Doug Forcett: I know... I should donate more blood. I'll try, but the last time I went down there they said I was so anemic, they ended up giving me blood.
Michael: No, look, look. Um... I've been a reporter for a long time, Doug. Met all sorts of people. Traveled all over this crazy blue marble. Meeting regular folks. Every face tells a story, Doug. Why, I'd say that those so-called regular folks often turn out to be not so regular after all.
Janet: Michael.
Michael: Sorry. The point is, I have never met anyone so dedicated to making other people and snails happy. [Doug chuckles] If what you're saying is true about the afterlife, then you must have earned more than enough points by now. So, loosen up, bud. Have a little fun. Eat something besides lentils.
Doug Forcett: Like radishes?
Michael: No, no, Doug. Dammit. Just have ice cream or chicken parm. Live your life. You know, travel. Drink regular water that wasn't inside you. Okay? Just relax.
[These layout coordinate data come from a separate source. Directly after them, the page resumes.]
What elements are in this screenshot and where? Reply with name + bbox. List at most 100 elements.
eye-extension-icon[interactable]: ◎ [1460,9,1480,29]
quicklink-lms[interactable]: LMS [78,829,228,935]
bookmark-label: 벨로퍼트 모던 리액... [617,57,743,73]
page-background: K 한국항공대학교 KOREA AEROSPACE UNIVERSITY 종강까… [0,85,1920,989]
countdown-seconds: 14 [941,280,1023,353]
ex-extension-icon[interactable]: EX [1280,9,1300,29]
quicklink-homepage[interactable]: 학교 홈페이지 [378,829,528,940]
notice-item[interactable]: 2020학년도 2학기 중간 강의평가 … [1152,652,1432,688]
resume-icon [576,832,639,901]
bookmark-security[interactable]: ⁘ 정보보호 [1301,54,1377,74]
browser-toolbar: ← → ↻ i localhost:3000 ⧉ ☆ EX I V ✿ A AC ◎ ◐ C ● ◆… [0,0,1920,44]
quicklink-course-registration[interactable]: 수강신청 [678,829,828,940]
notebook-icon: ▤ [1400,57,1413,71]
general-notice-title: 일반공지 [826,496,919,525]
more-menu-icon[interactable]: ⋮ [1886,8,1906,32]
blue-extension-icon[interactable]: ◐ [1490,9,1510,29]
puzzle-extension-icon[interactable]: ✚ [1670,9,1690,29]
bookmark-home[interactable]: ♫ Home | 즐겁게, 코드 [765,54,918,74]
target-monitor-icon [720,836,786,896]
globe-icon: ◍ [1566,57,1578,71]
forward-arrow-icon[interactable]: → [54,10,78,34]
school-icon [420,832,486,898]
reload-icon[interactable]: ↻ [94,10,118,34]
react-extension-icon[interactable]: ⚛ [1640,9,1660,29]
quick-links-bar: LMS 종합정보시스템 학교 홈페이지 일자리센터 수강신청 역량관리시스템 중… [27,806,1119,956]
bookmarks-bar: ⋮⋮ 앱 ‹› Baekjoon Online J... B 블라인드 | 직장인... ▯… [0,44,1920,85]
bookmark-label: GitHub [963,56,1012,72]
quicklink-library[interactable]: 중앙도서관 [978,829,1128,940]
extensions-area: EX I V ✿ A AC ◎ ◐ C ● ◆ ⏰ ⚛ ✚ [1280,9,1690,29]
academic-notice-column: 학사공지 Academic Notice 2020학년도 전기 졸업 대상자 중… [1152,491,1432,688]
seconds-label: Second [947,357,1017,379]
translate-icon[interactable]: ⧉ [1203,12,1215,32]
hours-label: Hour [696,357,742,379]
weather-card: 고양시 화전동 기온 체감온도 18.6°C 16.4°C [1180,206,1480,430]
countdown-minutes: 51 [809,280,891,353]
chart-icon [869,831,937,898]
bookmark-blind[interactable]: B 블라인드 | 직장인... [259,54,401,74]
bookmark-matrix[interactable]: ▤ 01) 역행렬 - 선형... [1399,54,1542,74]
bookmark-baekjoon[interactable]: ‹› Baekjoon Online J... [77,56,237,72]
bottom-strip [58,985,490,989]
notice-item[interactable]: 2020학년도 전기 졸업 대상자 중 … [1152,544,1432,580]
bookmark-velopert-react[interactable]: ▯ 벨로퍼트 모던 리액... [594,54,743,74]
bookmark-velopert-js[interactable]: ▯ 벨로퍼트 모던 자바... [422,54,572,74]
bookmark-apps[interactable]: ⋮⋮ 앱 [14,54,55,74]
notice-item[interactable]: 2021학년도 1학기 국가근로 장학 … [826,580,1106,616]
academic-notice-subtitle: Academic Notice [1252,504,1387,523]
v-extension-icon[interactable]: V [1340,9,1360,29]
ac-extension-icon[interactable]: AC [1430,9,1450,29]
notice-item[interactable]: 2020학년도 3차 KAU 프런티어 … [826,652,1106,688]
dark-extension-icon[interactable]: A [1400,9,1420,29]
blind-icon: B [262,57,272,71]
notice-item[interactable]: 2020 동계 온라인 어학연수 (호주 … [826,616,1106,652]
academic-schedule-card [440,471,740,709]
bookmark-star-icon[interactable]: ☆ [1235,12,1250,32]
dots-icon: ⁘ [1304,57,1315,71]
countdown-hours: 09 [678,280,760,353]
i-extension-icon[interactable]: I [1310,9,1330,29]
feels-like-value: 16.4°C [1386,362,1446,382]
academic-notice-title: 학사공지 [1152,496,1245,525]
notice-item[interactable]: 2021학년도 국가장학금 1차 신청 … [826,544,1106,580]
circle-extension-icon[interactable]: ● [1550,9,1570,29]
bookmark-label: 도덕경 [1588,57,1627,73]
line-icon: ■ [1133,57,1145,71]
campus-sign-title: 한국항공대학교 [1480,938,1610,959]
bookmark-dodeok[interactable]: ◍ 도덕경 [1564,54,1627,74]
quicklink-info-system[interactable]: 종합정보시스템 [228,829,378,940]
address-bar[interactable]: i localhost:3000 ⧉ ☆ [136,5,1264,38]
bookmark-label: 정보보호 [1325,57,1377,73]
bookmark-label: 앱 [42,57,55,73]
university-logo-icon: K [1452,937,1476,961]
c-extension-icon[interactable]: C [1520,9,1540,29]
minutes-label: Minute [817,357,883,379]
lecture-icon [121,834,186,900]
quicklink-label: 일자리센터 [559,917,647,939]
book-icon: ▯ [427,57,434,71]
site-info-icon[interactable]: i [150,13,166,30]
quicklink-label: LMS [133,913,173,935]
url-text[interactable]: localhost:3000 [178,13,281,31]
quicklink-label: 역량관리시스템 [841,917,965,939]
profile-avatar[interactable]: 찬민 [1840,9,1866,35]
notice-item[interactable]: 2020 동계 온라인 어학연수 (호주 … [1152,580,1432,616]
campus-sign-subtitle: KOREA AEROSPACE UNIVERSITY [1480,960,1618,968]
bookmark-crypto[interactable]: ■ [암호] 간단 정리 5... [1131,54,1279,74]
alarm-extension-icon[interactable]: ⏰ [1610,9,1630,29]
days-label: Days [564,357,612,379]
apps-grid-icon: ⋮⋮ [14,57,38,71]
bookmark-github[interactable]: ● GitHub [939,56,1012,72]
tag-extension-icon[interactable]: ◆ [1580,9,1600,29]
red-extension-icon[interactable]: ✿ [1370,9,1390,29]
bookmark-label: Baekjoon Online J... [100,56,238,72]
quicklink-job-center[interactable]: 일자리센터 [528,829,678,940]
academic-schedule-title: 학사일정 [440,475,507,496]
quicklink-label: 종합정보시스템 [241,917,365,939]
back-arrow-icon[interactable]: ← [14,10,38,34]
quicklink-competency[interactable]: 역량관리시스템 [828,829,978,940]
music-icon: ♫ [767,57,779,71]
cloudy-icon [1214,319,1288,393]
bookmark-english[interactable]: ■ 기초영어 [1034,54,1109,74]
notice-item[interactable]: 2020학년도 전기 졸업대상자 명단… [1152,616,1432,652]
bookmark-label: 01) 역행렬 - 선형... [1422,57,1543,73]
Doug Forcett: Thank you, Michael. But no. I can't do any of those things.
Michael: Why not?
Doug Forcett: Because I can't risk it. There's an accountant out there somewhere measuring the value of everything I do. What if I relax and do something that loses me just enough points to keep me out of the Good Place and I'm tortured for eternity? No, I have to make every moment count. It's the only rational way to live. Now, if you'll excuse me, I'm going to walk to Edmonton to give $85 to a snail charity.